Frequency tagging is widely used to test the integrity of sensory processing, especially in the visual domain (Steady-State Visually Evoked Potentials—SSVEP, see Norcia et al., 2015) and in the auditory domain (Auditory Steady-State Responses—ASSR, see Picton et al., 1999). Typical presentation rates depend on the frequency ranges in which these sensory systems are most responsive: 8–20 Hz for SSVEP and around 40 Hz for ASSR. In these frequency ranges, it is possible to obtain very high SNR because the amplitude of both ongoing EEG activity and biological EEG artifacts is low.

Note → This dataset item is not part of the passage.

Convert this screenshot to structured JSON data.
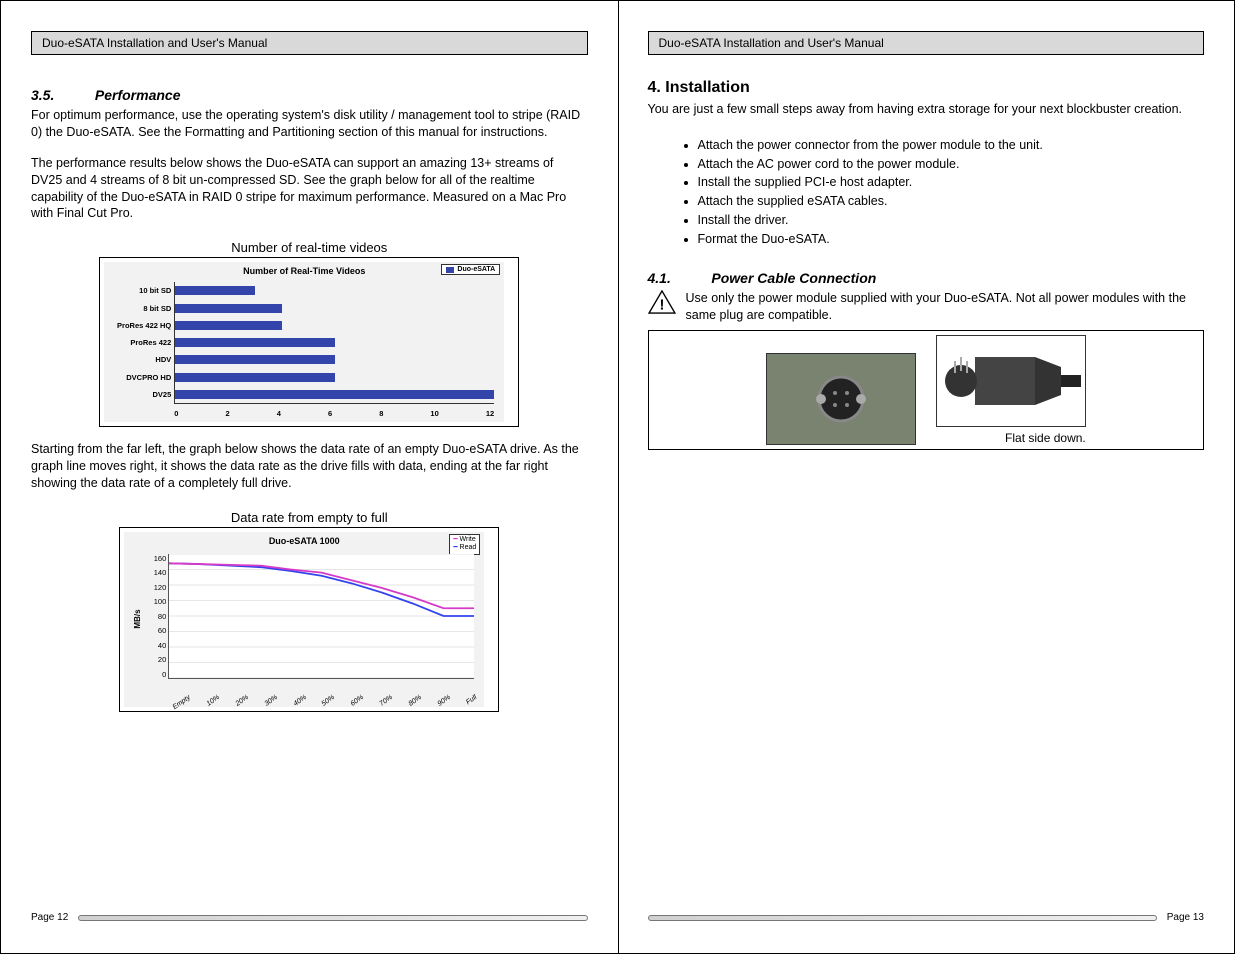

Recent studies have extended the use of frequency tagging to lower frequencies (0.5–7 Hz, encompassing the classical delta and theta frequency ranges) either because
they focused on higher-level neural processing characterized by longer temporal scales (e.g., syllables and words in speech perception in adults (Buiatti et al., 2009) and infants (Kabdebon et al., 2015)), or because the experimental design was based on the infrequent presentation of key stimuli among control ones (e.g., selectivity for faces among other visual objects in adults (Rossion et al., 2015) and infants (De Heering & Rossion, 2015)), or because neural processing is slow due to the immaturity of the visual system (e.g., face perception in newborns (Buiatti et al., 2019)). Obtaining reliable brain responses within this low-frequency range is more challenging because since frequencies are lower, longer presentations are needed to capture the related oscillatory responses, and the interference of both EEG ongoing activity and artifacts increases for decreasing frequencies. Still, even at low frequencies, the spectral specificity of the stimulus-related response and the robustness to artifacts of frequency tagging makes it very well-suited for neuro-cognitive testing of special populations with limited attention span, such as infants and patients (Kabdebon et al., 2022),
Because of the advantages described above, the frequency-tagging design is widely used in the Baby Lab and in the Neonatal Neuroimaging Unit for EEG studies on newborns and infants. For this reason, we implemented a toolbox for frequency-tagging analysis extending the analyses used in Buiatti et al., 2019. The Frequency-tagging analysis toolbox is freely available here.